Commerce is king in these days and times. We don't concern ourselves so much
these days with God, and our own deaths.
[Petra]
From Luxor, I made an unplanned jaunt over to Jordan
to see Petra. Petra was perhaps the most moving experience of the trip. If
you've seen Indiana Jones and the Last Crusade, you've seen the narrow, windy
canyon opening up to a huge rose-red temple carved into a mountain (called the
Treasury).
You enter Petra at the start of a 1.2 km canyon
called the Siq. You slowly wind your way through the twists, turns and curves of
the narrow canyon, expecting at any moment to see the Treasury peek out from
behind the rock that ensconces it. You walk like this, expecting at every turn
to be rewarded by the sight of IT.
On and on you walk, at first you don't notice how beautiful the canyon is
because you're dulled by the expectation of seeing
IT.
Gradually, after rounding countless bends you give up expecting to see
IT. You
start to look around in awe at your surroundings -- a narrow, burrowing canyon
that slithers and cuts its way through the bowels of a red desert. You look at
the rocks, the patterns, and the odd tree that grows sideways from the rock. You
think about the thousands of footsteps and years that have come before you. You
wonder why the society that lived here (the Nabateans) abandoned this most
beautiful of places. You relax and start enjoying the walk, you gaze up and
around, you round a corner and BOOM. There
IT is.
IT is
before you. IT
captivates you...
IT moves you.
You're tempted to think that it's just a
big temple carved out of, and into a mountain. You want to discount it as one
impressive building in the middle of some desert and that's all it is. You
can't. Try as you might avoid it... you're impressed.
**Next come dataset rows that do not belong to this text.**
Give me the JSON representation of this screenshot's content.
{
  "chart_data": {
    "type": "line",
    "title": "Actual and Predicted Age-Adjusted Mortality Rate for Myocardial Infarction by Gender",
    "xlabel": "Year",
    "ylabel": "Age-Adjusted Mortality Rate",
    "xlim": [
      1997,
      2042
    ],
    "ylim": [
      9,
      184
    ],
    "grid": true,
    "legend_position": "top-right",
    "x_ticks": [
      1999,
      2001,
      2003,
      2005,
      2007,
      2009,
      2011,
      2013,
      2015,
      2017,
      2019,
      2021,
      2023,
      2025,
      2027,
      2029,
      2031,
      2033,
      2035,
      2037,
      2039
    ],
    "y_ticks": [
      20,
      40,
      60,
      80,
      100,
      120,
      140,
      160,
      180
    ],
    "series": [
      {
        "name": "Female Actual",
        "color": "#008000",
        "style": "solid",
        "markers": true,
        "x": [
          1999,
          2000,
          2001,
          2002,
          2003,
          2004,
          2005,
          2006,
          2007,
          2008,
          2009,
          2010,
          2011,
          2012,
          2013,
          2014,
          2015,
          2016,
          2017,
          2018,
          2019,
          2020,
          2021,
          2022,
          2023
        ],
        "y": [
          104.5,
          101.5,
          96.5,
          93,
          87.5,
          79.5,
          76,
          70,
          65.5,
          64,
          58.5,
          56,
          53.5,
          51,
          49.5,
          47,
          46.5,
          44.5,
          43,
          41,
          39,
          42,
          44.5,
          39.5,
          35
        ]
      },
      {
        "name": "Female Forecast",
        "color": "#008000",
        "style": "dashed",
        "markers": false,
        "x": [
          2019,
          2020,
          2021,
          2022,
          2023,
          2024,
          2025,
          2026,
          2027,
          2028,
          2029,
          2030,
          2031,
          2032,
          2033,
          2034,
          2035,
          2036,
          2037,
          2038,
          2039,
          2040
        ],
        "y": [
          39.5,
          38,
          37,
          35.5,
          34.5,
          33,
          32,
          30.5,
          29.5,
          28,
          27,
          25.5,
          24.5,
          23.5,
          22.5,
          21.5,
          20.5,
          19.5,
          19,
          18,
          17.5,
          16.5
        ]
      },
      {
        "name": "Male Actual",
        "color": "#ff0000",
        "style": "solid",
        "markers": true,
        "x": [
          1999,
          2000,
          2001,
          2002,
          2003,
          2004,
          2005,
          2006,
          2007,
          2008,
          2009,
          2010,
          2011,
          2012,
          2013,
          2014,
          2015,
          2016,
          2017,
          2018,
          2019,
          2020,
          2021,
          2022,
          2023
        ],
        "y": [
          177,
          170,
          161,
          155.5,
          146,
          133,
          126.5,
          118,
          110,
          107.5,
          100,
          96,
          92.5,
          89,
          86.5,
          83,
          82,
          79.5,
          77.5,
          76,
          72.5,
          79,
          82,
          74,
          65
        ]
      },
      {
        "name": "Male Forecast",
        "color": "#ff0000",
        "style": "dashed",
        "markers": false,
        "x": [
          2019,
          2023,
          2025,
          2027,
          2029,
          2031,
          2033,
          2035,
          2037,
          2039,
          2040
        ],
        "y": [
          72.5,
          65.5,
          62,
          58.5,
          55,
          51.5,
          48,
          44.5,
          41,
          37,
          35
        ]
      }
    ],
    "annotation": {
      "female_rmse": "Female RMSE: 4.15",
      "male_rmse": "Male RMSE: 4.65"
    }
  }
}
Lest you discount me as a poet wanna-be, I'll switch
gears back to the merely narrative. The Treasury is just one of about a 1000 (I
didn't count) buildings, caves, and tombs carved into the sides of everything in
a 400 square mile area. The buildings, man's creations, are truly magnificent,
to think about all the work that went into carving out those buildings from
solid rock. What's equally or more impressive, and what made Petra in my opinion
more impressive than most things in Egypt, was the added beauty of God's
creation. The colors of the rock, the formations, and the grandeur of the entire
setting taken as a holistic experience made Petra more impressive and beautiful
than the "lone and level sands" of Egypt.
[Wrap Up]
I saw so many amazing things and took a lot of
pictures (don't ask how many), it was a great trip. The biggest drawback to the
trip was meeting all the people who had just come from Turkey and inspired me
with tantalizing stories of Istanbul, and realizing that I had to go back to a
cold east-coast winter.
The Egyptian people were great; very friendly and
very fond of Americans. At the pyramids, I shook countless hands, was asked to
be in 80 pictures and signed my "autograph" too many times to count – all
because I come from a land they call "Am-reek-a". I even had a few marriage
proposals... but I digress. :-)
Despite this, I only met one other yankee while
traveling. There were hundreds of tour groups filled with Italians, Germans,
French, Spanish and Japanese. -- Only one other yankee. -- I even met several Finns,
and the first Slovenians I've ever met. ---- One yankee. ------ One.
We can't let fear rule us, it's not a nice master.